Non-linear fluorescence for simulation and trajectory reconstruction. · DeepTrackAI/DeepTrack2 · Discussion #77

b-grimaud
Oct 22, 2021

Hello,

First and foremost, thank you for your work and for making it open source and available. The only alternative I could find for such a specific function was commercial.

I have a question regarding the Fluorescence module and noise simulation : My team is using two-photon microscopy to track nanoparticles. This means we have a relatively good SNR with little background noise, but second harmonic generation coupled with the very small size of our fluorophore means we have a very small amount of photons detected.
This induces a lot of spatial noise, a 'jitter' of some sort.
Here's an example of a single static particle :
output-onlinegiftools

Could there be a way to simulate such a phenomenon ?
For now I've only experimented simulation with regular, cohesive particles, and the quality of the predictions are limited by my simulations as well as the technical limitations of my computer and Google Colab.

Secondly, as I understand the prediction output is an array of coordinates were spots are located, for each frame.
Have you considered implementing a 'linking' algorithm in order to link those spots into trajectories over time, frame by frame ?
We already use algorithmic approaches to do this, and I can reshape DeepTrack outputs to feed directly into it, but I would be interested to see if there are AI-based, parameters-free approches to this problem.

Thanks a lot !

Answered by BenjaminMidtvedt

Oct 22, 2021

Hi! We're happy to be of use!

I have definitely been able to get outputs resembling yours! Something like

particle = dt.PointParticle()
optics = dt.Fluorescence(output_region=(0, 0, 64, 64))
pipeline = optics(particle) + dt.Poisson(snr=0.05)
pipeline.plot(cmap="gray")

gives something closely resembling your output! The snr in Poisson could more accurately be thought of as scaling with the photon count.
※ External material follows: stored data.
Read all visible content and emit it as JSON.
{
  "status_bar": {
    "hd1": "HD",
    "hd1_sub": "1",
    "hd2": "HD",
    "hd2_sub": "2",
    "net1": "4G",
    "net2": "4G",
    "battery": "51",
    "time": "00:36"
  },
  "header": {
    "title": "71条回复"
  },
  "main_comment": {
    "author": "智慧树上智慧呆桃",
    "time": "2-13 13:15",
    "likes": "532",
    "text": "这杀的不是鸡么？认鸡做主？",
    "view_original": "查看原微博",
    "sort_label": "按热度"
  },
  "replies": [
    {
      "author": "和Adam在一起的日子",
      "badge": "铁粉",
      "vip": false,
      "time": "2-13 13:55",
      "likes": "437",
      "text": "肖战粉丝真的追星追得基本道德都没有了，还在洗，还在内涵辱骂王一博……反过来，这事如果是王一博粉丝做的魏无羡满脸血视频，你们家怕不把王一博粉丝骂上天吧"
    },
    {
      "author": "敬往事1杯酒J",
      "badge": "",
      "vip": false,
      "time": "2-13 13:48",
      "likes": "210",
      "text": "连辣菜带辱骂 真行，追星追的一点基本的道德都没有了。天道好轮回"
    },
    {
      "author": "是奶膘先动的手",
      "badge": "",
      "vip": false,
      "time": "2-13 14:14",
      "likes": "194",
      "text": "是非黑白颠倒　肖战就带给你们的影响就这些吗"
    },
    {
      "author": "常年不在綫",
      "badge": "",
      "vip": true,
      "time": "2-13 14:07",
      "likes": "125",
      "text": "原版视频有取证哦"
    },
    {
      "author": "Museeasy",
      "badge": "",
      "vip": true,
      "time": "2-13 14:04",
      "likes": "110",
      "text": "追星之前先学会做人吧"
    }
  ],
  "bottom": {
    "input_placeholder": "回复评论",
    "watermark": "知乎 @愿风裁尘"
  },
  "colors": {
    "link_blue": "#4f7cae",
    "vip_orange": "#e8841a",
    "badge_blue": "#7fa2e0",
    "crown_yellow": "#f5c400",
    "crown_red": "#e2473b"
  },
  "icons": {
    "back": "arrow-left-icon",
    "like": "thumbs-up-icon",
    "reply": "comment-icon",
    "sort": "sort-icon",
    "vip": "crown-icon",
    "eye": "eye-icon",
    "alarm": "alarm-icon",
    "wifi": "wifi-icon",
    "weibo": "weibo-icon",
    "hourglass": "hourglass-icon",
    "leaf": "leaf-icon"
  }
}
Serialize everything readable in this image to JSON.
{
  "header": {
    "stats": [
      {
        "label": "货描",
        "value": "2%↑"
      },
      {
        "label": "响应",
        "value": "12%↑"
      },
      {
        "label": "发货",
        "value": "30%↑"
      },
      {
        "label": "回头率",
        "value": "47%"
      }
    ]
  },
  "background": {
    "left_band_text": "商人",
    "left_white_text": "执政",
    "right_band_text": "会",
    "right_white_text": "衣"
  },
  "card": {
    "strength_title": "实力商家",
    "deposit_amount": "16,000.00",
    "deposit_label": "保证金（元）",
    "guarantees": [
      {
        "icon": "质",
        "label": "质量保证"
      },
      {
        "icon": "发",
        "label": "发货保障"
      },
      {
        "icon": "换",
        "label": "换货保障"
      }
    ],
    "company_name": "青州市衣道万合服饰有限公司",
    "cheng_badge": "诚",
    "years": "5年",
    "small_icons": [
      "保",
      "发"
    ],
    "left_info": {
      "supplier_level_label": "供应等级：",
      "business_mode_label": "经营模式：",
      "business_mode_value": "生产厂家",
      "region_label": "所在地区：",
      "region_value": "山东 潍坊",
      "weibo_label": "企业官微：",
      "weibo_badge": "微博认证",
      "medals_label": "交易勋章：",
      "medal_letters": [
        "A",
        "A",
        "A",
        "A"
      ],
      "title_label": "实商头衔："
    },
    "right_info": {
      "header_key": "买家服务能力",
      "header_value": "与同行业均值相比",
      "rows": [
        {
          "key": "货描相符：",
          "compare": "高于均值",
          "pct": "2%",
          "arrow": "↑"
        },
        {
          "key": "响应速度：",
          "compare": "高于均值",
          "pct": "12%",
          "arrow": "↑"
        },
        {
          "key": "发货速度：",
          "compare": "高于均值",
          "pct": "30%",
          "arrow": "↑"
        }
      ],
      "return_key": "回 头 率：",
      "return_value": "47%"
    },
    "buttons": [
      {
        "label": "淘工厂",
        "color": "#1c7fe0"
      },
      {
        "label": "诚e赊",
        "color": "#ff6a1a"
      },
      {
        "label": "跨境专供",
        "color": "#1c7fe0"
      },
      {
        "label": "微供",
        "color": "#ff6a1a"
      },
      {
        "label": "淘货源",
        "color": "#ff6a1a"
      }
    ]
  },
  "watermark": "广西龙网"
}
The important thing is that the background is very close to 0.

Linking is something we are actively working on, and we expect to have a graph neural network-based particle tracer för linking frame-to-frame in a month or so!

View full answer

Replies: 1 comment 10 replies

BenjaminMidtvedt
Oct 22, 2021
Maintainer

Hi! We're happy to be of use!

I have definitely been able to get outputs resembling yours! Something like

particle = dt.PointParticle()
optics = dt.Fluorescence(output_region=(0, 0, 64, 64))
pipeline = optics(particle) + dt.Poisson(snr=0.05)
pipeline.plot(cmap="gray")

example
gives something closely resembling your output! The snr in Poisson could more accurately be thought of as scaling with the photon count. The important thing is that the background is very close to 0.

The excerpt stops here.